Comentário ao Evangelho – 6º Domingo do Tempo Comum – Ano A – 2014
Evangelho Mt 5, 17-37
“Naquele tempo, disse Jesus aos seus
discípulos: 17 ‘Não penseis que vim abolir a Lei e os Profetas. Não vim para
abolir, mas para dar-lhes pleno cumprimento. 18 Em verdade, Eu vos digo: antes
que o céu e a terra deixem de existir, nem uma só letra ou vírgula serão
tiradas da Lei, sem que tudo se cumpra.
19 Portanto, quem desobedecer a um só
destes mandamentos, por menor que seja, e ensinar os outros a fazerem o mesmo,
será considerado o menor no Reino dos Céus. Porém, quem os praticar e ensinar,
será considerado grande no Reino dos Céus. 20 Porque Eu vos digo: Se a vossa
justiça não for maior que a justiça dos mestres da Lei e dos fariseus, vós não
entrareis no Reino dos Céus. 21 Vós ouvistes o que foi dito aos antigos: ‘Não
matarás! Quem matar será condenado pelo tribunal’. 22 Eu, porém, vos digo: todo
aquele que se encoleriza com seu irmão será réu em juízo; quem disser ao seu
irmão: ‘patife!’ será condenado pelo tribunal; quem chamar o irmão de ‘tolo’

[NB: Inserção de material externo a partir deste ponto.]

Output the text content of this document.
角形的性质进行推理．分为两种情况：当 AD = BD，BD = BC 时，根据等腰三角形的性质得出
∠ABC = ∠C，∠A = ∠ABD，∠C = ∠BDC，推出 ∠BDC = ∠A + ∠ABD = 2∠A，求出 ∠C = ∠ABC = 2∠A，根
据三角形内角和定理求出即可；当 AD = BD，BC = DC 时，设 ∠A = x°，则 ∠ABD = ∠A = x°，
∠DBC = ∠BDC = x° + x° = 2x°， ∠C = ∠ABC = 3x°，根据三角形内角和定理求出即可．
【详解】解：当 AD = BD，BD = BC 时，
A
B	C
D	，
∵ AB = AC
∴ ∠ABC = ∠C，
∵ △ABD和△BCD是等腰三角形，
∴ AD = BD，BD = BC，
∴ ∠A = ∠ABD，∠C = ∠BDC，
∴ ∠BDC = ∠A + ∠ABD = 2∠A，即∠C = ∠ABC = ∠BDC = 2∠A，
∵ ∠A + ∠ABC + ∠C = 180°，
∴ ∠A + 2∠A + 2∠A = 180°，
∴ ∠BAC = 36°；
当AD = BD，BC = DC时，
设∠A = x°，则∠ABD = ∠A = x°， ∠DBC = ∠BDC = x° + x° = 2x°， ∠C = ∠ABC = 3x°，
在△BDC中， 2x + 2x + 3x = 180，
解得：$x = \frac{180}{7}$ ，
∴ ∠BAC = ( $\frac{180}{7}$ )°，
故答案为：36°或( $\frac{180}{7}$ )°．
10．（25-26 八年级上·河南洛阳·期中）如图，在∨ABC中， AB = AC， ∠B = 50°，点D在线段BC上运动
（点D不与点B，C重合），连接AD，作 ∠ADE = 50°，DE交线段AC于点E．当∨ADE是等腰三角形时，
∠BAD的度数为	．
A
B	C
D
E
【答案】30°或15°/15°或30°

será condenado ao fogo do inferno. 23 Portanto, quando tu estiveres levando a
tua oferta para o altar, e aí te lembrares que teu irmão tem alguma coisa
contra ti, 24 deixa a tua oferta aí diante do altar, e vai primeiro
reconciliar-te com o teu irmão. Só então vai apresentar a tua oferta. 25
Procura reconciliar-te com teu adversário, enquanto caminha contigo para o
tribunal. Senão o adversário te entregará ao juiz, o juiz te entregará ao
oficial de justiça, e tu serás jogado na prisão. 26 Em verdade Eu te digo: dali
não sairás, enquanto não pagares o último centavo.
27 Ouvistes o que foi dito: ‘Não cometerás
adultério’. 28 Eu, porém, vos digo: Todo aquele que olhar para uma mulher, com
o desejo de possuí-la, já cometeu adultério com ela no seu coração. 29 Se o teu
olho direito é para ti ocasião de pecado, arranca-o e joga-o para longe de ti!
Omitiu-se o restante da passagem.